Primo: una galleria di fotografie. Sono volti adolescenti di studentesse avvolte dal telo dorato. Quando avevo chiamato Gioia, di nome e di fatto, lei, la professoressa Gioia Beltracchini dell’Istituto Professionale Caniana, non pensavo a tanta bellezza. Gioia porta il suo sangue ispanico nella passione di quello che fa: insegna modello e gestisce i laboratori di abbigliamento con Giusi Pagnoncelli. Insieme a Paola Sibella, professoressa di disegno professionale, sono un trio che ti mette nostalgia dei banchi di scuola.
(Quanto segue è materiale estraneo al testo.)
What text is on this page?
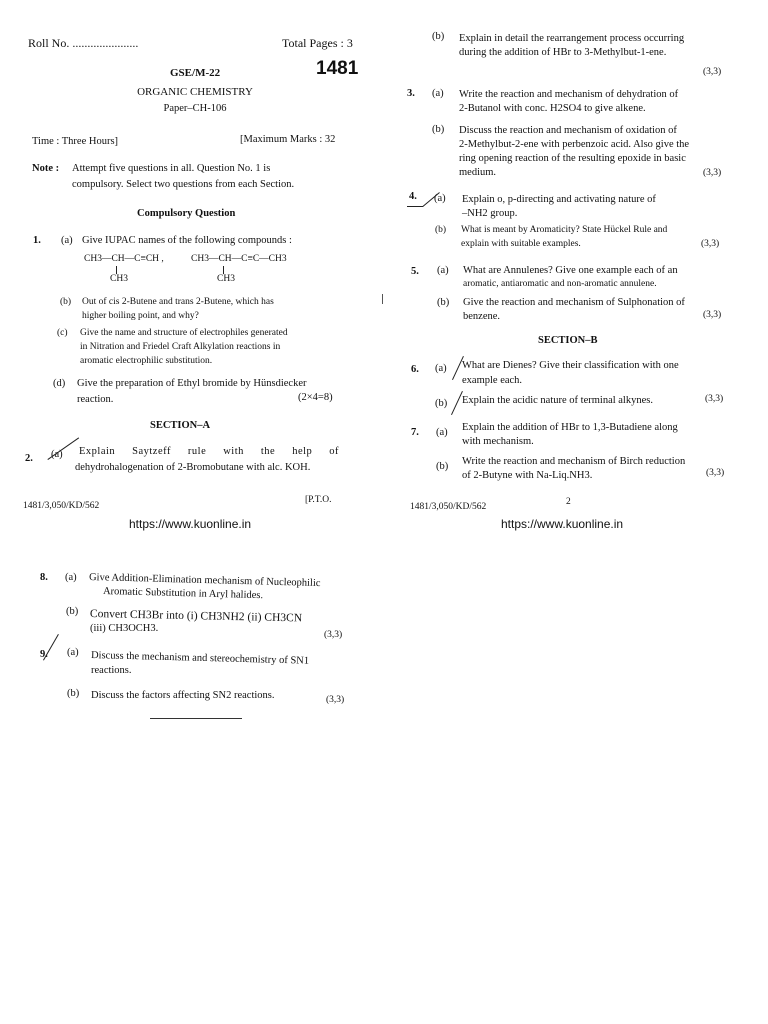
Roll No. ......................	Total Pages : 3
GSE/M-22	1481
ORGANIC CHEMISTRY
Paper–CH-106
Time : Three Hours]	[Maximum Marks : 32
Note : Attempt five questions in all. Question No. 1 is
compulsory. Select two questions from each Section.
Compulsory Question
1. (a) Give IUPAC names of the following compounds :
CH3—CH—C≡CH ,
CH3
CH3—CH—C≡C—CH3
CH3
(b) Out of cis 2-Butene and trans 2-Butene, which has
higher boiling point, and why?
(c) Give the name and structure of electrophiles generated
in Nitration and Friedel Craft Alkylation reactions in
aromatic electrophilic substitution.
(d) Give the preparation of Ethyl bromide by Hünsdiecker
reaction.	(2×4=8)
SECTION–A
2. (a) Explain Saytzeff rule with the help of
dehydrohalogenation of 2-Bromobutane with alc. KOH.
1481/3,050/KD/562
[P.T.O.
https://www.kuonline.in
(b) Explain in detail the rearrangement process occurring
during the addition of HBr to 3-Methylbut-1-ene.
(3,3)
3. (a) Write the reaction and mechanism of dehydration of
2-Butanol with conc. H2SO4 to give alkene.
(b) Discuss the reaction and mechanism of oxidation of
2-Methylbut-2-ene with perbenzoic acid. Also give the
ring opening reaction of the resulting epoxide in basic
medium.	(3,3)
4. (a) Explain o, p-directing and activating nature of
–NH2 group.
(b) What is meant by Aromaticity? State Hückel Rule and
explain with suitable examples.	(3,3)
5. (a) What are Annulenes? Give one example each of an
aromatic, antiaromatic and non-aromatic annulene.
(b) Give the reaction and mechanism of Sulphonation of
benzene.	(3,3)
SECTION–B
6. (a) What are Dienes? Give their classification with one
example each.
(b) Explain the acidic nature of terminal alkynes.	(3,3)
7. (a) Explain the addition of HBr to 1,3-Butadiene along
with mechanism.
(b) Write the reaction and mechanism of Birch reduction
of 2-Butyne with Na-Liq.NH3.	(3,3)
1481/3,050/KD/562	2
https://www.kuonline.in
8. (a) Give Addition-Elimination mechanism of Nucleophilic
Aromatic Substitution in Aryl halides.
(b) Convert CH3Br into (i) CH3NH2 (ii) CH3CN
(iii) CH3OCH3.
(3,3)
9. (a) Discuss the mechanism and stereochemistry of SN1
reactions.
(b) Discuss the factors affecting SN2 reactions.	(3,3)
Grazie a loro avevo incontrato una trentina di ragazze della scuola, una rappresentanza di etnie e bellezze interessate alla nostra proposta: avrebbero studiato fogge di abiti con il telo delle luccicanze da esibire sul palcoscenico in una sfilata di moda. Il lockdown ha fermato le tante giovani teste e le mani operose, lasciando impressi i primi studi in poche immagini scattate in classe. Ma non mi aspettavo che il professore Montanari, un giovane Simone che mi aveva accolto con un pc aperto su lavori fotografici con le classi, ci avesse preparato in tempo record una galleria di meraviglie: visi esotici e indigeni incorniciati in tanta luccicanza come Madonne o semi nascosti come novelle Salomè. Da togliere il fiato. Li vedrete impastati a poesie e racconti del nostro video racconto. E ne concorderete.
Secondo: le interviste e le riprese delle case delle associazioni che ci hanno ospitato.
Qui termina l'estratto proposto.